A beginner-friendly data cleaning and automation toolkit built with Python.
This project uses real-world datasets (Titanic, Netflix, and Superstore) to demonstrate how to clean, transform, and export data in multiple formats (CSV, JSON, Excel).
- Handle missing/null values (drop, fill, interpolate).
- Normalize text (case formatting, remove duplicates).
- Convert column types (dates, numbers, categorical).
- Perform filtering, sorting, and aggregations.
- Create derived columns (e.g., profit margin, categories).
- Import/export datasets to CSV, JSON, Excel.

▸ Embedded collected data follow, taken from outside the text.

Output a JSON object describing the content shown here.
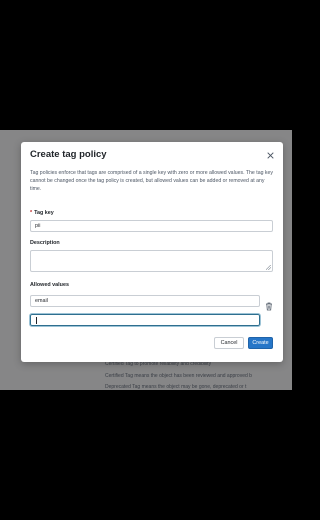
{
  "modal": {
    "title": "Create tag policy",
    "close_icon": "close-icon",
    "description": "Tag policies enforce that tags are comprised of a single key with zero or more allowed values. The tag key cannot be changed once the tag policy is created, but allowed values can be added or removed at any time.",
    "tag_key": {
      "required_mark": "*",
      "label": "Tag key",
      "value": "pii"
    },
    "description_field": {
      "label": "Description",
      "value": ""
    },
    "allowed_values": {
      "label": "Allowed values",
      "items": [
        {
          "value": "email",
          "delete_icon": "trash-icon"
        },
        {
          "value": ""
        }
      ]
    },
    "buttons": {
      "cancel": "Cancel",
      "create": "Create"
    }
  },
  "background": {
    "lines": [
      "Certified Tag to promote reliability and credibility",
      "Certified Tag means the object has been reviewed and approved b",
      "Deprecated Tag means the object may be gone, deprecated or t"
    ]
  },
  "colors": {
    "primary": "#2676c8",
    "focus": "#2f6f8f",
    "overlay": "rgba(0,0,0,0.45)"
  }
}
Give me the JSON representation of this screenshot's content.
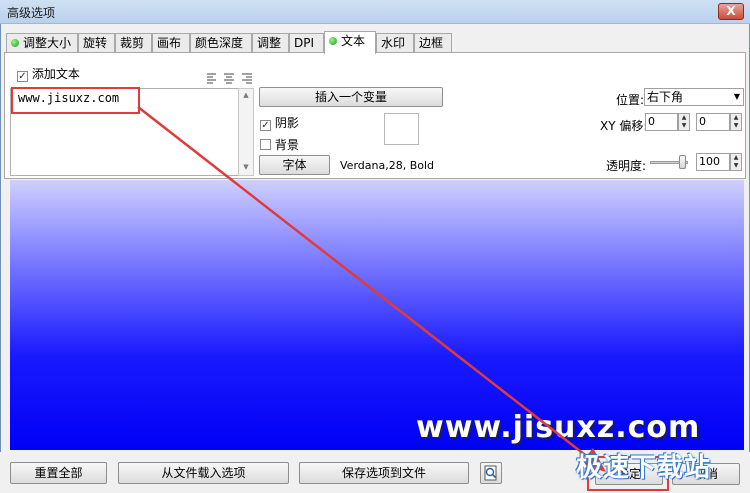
{
  "window": {
    "title": "高级选项",
    "close_label": "X"
  },
  "tabs": [
    {
      "label": "调整大小",
      "dot": true
    },
    {
      "label": "旋转"
    },
    {
      "label": "裁剪"
    },
    {
      "label": "画布"
    },
    {
      "label": "颜色深度"
    },
    {
      "label": "调整"
    },
    {
      "label": "DPI"
    },
    {
      "label": "文本",
      "dot": true,
      "active": true
    },
    {
      "label": "水印"
    },
    {
      "label": "边框"
    }
  ],
  "text_tab": {
    "add_text_label": "添加文本",
    "add_text_checked": true,
    "text_value": "www.jisuxz.com",
    "insert_variable_label": "插入一个变量",
    "shadow_label": "阴影",
    "shadow_checked": true,
    "background_label": "背景",
    "background_checked": false,
    "font_button_label": "字体",
    "font_info": "Verdana,28, Bold",
    "position_label": "位置:",
    "position_value": "右下角",
    "xy_offset_label": "XY 偏移:",
    "x_offset": "0",
    "y_offset": "0",
    "opacity_label": "透明度:",
    "opacity_value": "100"
  },
  "preview": {
    "text": "www.jisuxz.com"
  },
  "footer": {
    "reset_all_label": "重置全部",
    "load_from_file_label": "从文件载入选项",
    "save_to_file_label": "保存选项到文件",
    "ok_label": "确定",
    "cancel_label": "取消"
  },
  "watermark_text": "极速下载站",
  "colors": {
    "annotation_red": "#e03a3a",
    "preview_blue": "#0000f5",
    "tab_dot_green": "#1aa11a"
  }
}
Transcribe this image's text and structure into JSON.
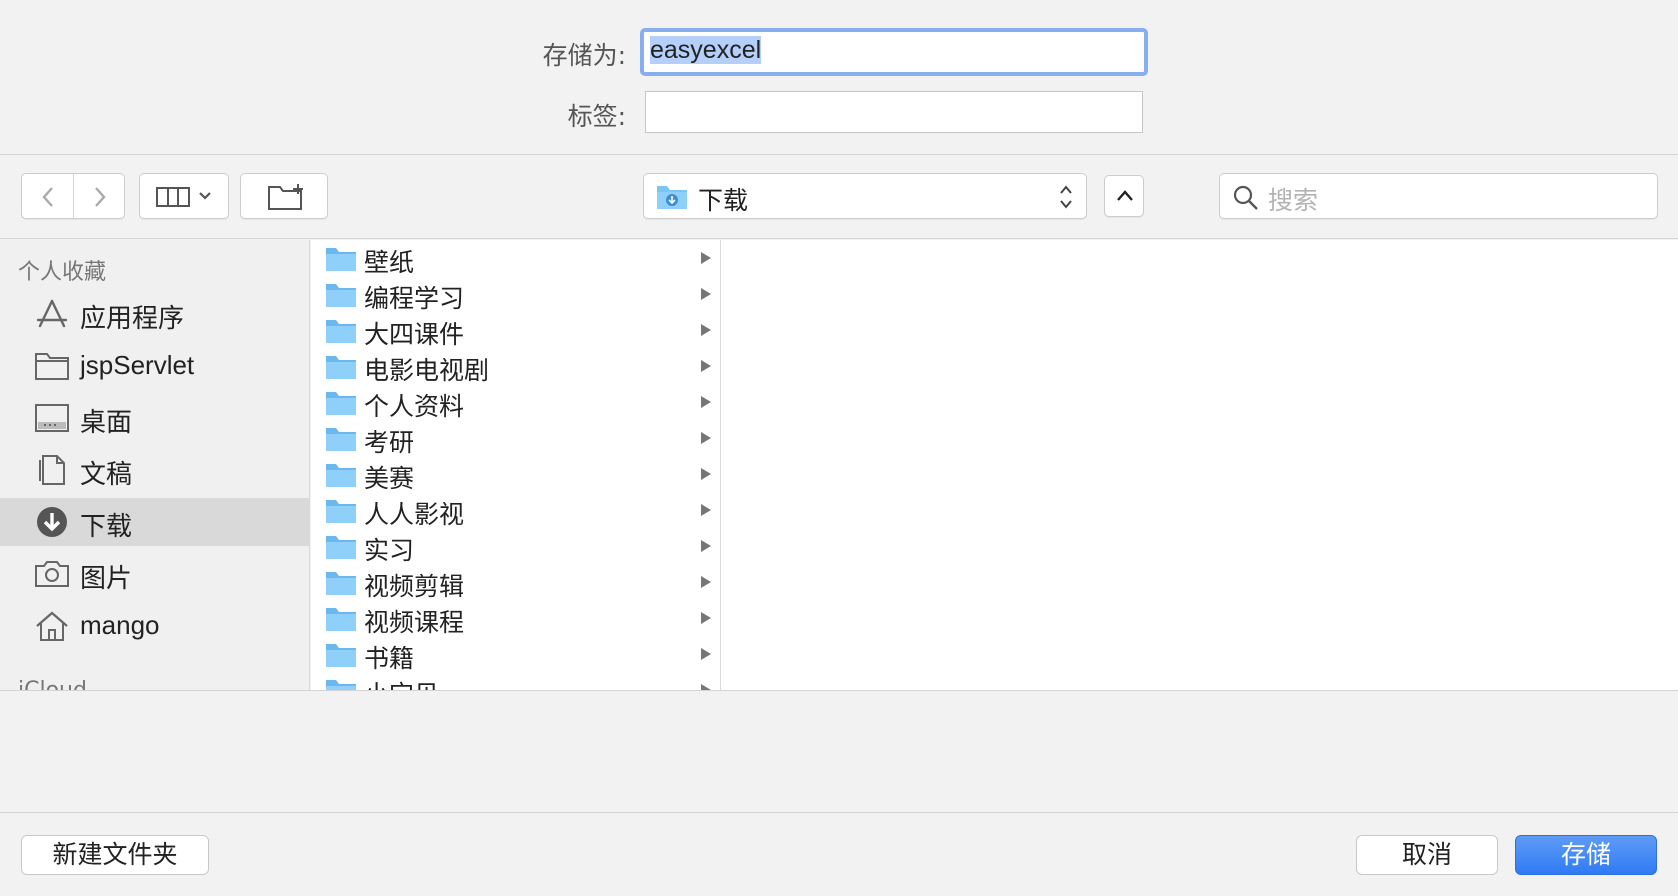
{
  "form": {
    "save_as_label": "存储为:",
    "save_as_value": "easyexcel",
    "tags_label": "标签:",
    "tags_value": ""
  },
  "toolbar": {
    "location": "下载",
    "search_placeholder": "搜索"
  },
  "sidebar": {
    "favorites_header": "个人收藏",
    "items": [
      {
        "label": "应用程序",
        "icon": "applications-icon"
      },
      {
        "label": "jspServlet",
        "icon": "folder-icon"
      },
      {
        "label": "桌面",
        "icon": "desktop-icon"
      },
      {
        "label": "文稿",
        "icon": "documents-icon"
      },
      {
        "label": "下载",
        "icon": "downloads-icon",
        "selected": true
      },
      {
        "label": "图片",
        "icon": "pictures-icon"
      },
      {
        "label": "mango",
        "icon": "home-icon"
      }
    ],
    "icloud_header": "iCloud"
  },
  "folders": [
    "壁纸",
    "编程学习",
    "大四课件",
    "电影电视剧",
    "个人资料",
    "考研",
    "美赛",
    "人人影视",
    "实习",
    "视频剪辑",
    "视频课程",
    "书籍",
    "小宝贝"
  ],
  "buttons": {
    "new_folder": "新建文件夹",
    "cancel": "取消",
    "save": "存储"
  },
  "colors": {
    "accent": "#2f7bf4",
    "folder": "#7cc4f5",
    "focus_ring": "#86aef0"
  }
}
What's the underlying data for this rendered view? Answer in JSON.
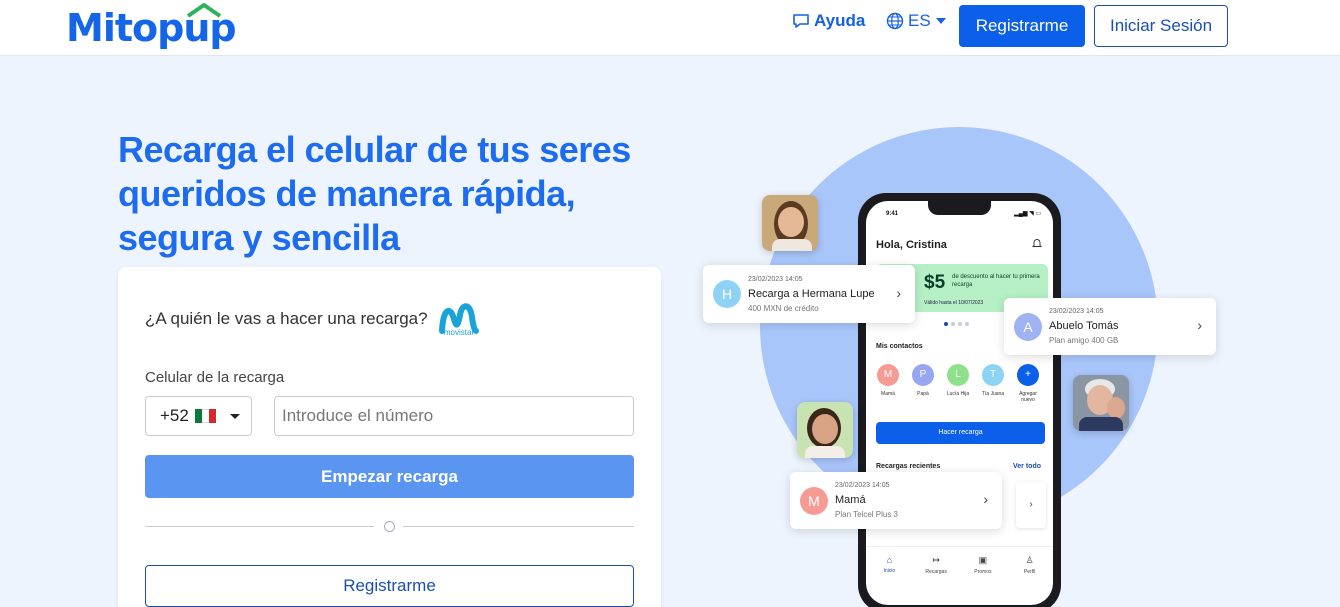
{
  "header": {
    "logo": "Mitopup",
    "help_label": "Ayuda",
    "lang_label": "ES",
    "register_label": "Registrarme",
    "login_label": "Iniciar Sesión"
  },
  "hero": {
    "title": "Recarga el celular de tus seres queridos de manera rápida, segura y sencilla"
  },
  "form": {
    "question": "¿A quién le vas a hacer una recarga?",
    "carrier": "movistar",
    "phone_label": "Celular de la recarga",
    "country_code": "+52",
    "phone_placeholder": "Introduce el número",
    "start_label": "Empezar recarga",
    "register_label": "Registrarme"
  },
  "mockup": {
    "time": "9:41",
    "greeting": "Hola, Cristina",
    "promo_amount": "$5",
    "promo_text": "de descuento al hacer tu primera recarga",
    "promo_sub": "Válido hasta el 10/07/2023",
    "contacts_title": "Mis contactos",
    "contacts": [
      {
        "initial": "M",
        "name": "Mamá",
        "color": "#f59b94"
      },
      {
        "initial": "P",
        "name": "Papá",
        "color": "#96a6f2"
      },
      {
        "initial": "L",
        "name": "Lucía Hija",
        "color": "#8fe08a"
      },
      {
        "initial": "T",
        "name": "Tía Juana",
        "color": "#8dd3f4"
      },
      {
        "initial": "+",
        "name": "Agregar nuevo",
        "color": "#0b5fe9"
      }
    ],
    "recharge_btn": "Hacer recarga",
    "recents_title": "Recargas recientes",
    "see_all": "Ver todo",
    "nav": [
      {
        "label": "Inicio",
        "icon": "home-icon"
      },
      {
        "label": "Recargas",
        "icon": "arrow-icon"
      },
      {
        "label": "Promos",
        "icon": "gift-icon"
      },
      {
        "label": "Perfil",
        "icon": "user-icon"
      }
    ]
  },
  "floats": {
    "lupe": {
      "initial": "H",
      "date": "23/02/2023 14:05",
      "title": "Recarga a Hermana Lupe",
      "sub": "400 MXN de crédito",
      "color": "#8ed3f6"
    },
    "tomas": {
      "initial": "A",
      "date": "23/02/2023 14:05",
      "title": "Abuelo Tomás",
      "sub": "Plan amigo 400 GB",
      "color": "#9fb3f3"
    },
    "mama": {
      "initial": "M",
      "date": "23/02/2023 14:05",
      "title": "Mamá",
      "sub": "Plan Telcel Plus 3",
      "color": "#f59b94"
    }
  },
  "colors": {
    "brand": "#1565e8",
    "primary_button": "#0b5fe9",
    "start_button": "#5b95f2",
    "background": "#eef4fd",
    "circle": "#a9c6fb"
  }
}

- Command-line utility to clean datasets with a single command.
- Titanic Dataset → survival analysis & missing data.
- Netflix Movies & TV Shows → text cleaning & JSON export.
- Superstore Sales Dataset → Excel operations.
- Messy CSVs (self-generated) → practice handling nulls & inconsistencies.
Clone this repo and install dependencies:
git clone https://github.com/your-username/data-automation-toolkit.git
cd data-automation-toolkit
pip install -r requirements.txt
🛠 Usage
1️⃣ Run from CLI
python clean_data.py data/titanic.csv --export json
Options:
--export csv → save as CSV
--export json → save as JSON
--export excel → save as Excel
2️⃣ Use in Jupyter Notebook
import pandas as pd
from utils.clean_utils import clean_dataframe
from utils.file_utils import export_data
df = pd.read_csv("data/netflix.csv")
df_clean = clean_dataframe(df)
export_data(df_clean, "output/netflix_clean.json", "json")
📦 Requirements
Python 3.9+
Pandas
OpenPyXL
Jupyter Notebook
Install via:
pip install -r requirements.txt
📸 Example Output
Name Age Survived
Jack Dawson 20 0
Rose DeWitt 19 1
Thomas Andrews 39 0
Cleaned Titanic dataset sample (missing ages handled, casing normalized).
🔮 Roadmap
Add automated data profiling report (using pandas-profiling).
Extend CLI to support multiple datasets at once.
Add visualization utilities for summary statistics.
🤝 Contributing
Contributions are welcome!
Fork the repo
Create a feature branch (git checkout -b feature-new)
Commit changes (git commit -m 'Add new feature')
Push to branch & open a Pull Request
📜 License
This project is licensed under the MIT License.